翌日、桶の底の栓を抜き、ゆっくり出てくる水を回収する。
この水に硝酸カルシウムが溶けているはずだ。
土が沈殿し、ちょうどろ過したようになっているから、ゆっくりとしか水が出てこない。
回収が終わるまで、一晩待つ。


回収した水を大鍋で煮立たせ、だいたい1/3に濃縮する。
煮立った液にそれぞれ樫灰、藁灰、ヨモギ灰を溶いて、布で濾過した水を加え、しばらく掻き混ぜる。

植物を燃やした灰には炭酸カリウムが含まれる。灰の成分で水溶性の物は炭酸カリウムぐらいだから、灰を混ぜた水を濾過した濾液には炭酸カリウムが含まれている。

硝酸カルシウムと炭酸カリウムは直ちに置換反応し、硝酸カリウムと炭酸カルシウムになる。
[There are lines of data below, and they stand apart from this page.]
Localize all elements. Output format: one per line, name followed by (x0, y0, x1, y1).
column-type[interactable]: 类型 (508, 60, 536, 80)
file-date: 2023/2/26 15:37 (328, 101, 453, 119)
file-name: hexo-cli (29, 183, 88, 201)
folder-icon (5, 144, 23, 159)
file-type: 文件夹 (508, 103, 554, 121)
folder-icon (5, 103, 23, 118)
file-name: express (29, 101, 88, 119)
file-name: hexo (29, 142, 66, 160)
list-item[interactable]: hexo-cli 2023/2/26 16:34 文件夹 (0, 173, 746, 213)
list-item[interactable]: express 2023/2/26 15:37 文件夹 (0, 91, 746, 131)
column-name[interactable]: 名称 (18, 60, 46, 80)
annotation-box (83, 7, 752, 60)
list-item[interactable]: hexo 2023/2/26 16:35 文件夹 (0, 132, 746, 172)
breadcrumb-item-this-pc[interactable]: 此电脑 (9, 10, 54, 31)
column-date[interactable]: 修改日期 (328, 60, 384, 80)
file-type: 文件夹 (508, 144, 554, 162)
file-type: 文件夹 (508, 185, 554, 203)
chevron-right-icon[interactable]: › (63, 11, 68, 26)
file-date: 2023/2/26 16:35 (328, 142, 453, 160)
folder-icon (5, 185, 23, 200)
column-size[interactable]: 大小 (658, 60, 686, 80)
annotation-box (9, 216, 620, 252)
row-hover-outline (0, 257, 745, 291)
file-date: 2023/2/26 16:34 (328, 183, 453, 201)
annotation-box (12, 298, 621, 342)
白い沈殿物が出始めたら静置し、沈殿物と溶液を分離させる。
この白い沈殿物が炭酸カルシウムだ。
まだ温かいうちに溶液を布で濾過し、濾液を放冷しながら一晩静置する。


翌日桶を覗くと、水晶のようにきらきらした結晶ができていた。

気付くと黒も結晶に負けずと劣らないキラキラした目で結晶を見ている。

「タケル。これが硝石か?ただの煮出した液から、こんな物が出てくるのか?」

「ああ。だいたいの水に溶ける物質は、ある程度温度が高いほうが溶けやすい。もちろん限界はある。この限界を飽和濃度、100gの水に溶けられる溶質の量を溶解度という。硝酸カリウムの溶解度は100℃でだいたい200g弱。これを30℃まで冷やせば、30℃での溶解度はだいたい40g。この差は水に溶けられず、結晶として取り出せる」

つまり結晶化だ。

「ん?ということは、この上澄み液にもまだまだ硝酸カリウムが含まれている?」

「ああ。だから上澄み液や結晶を洗った水、濾過残渣を濯いだ水を回収して濃縮し、再度結晶化すれば、もう一度結晶が得られるはずだ。ちなみに硝酸カリウムの溶解度は10℃なら20gぐらいまで下がるから、チャレンジするなら冷やしたほうがいいだろう」

「わかった。だいたいやり方はわかったから、あとはやってみてもいい?」

「ああ。黒に任せる。硝酸カリウムは激しく燃えるから、保管場所には気を付けてな」

「了解。タケルには硫黄と木炭の確保を任せた」

黒は硝石の生産に没頭した。
最終的な硝石の収量は、培養土1.2tから硝石30Kgであった。

その間に俺は木炭を焼き、阿蘇山の火口から硫黄を採集してきた。
まあ黒の門を使えば一瞬で火口まで行けたから、特筆することはない。
草千里は草千里であったとだけ言っておこう。

こうして黒色火薬の原料である、硝石・硫黄・木炭を確保した。

次は実際に黒色火薬を製造する。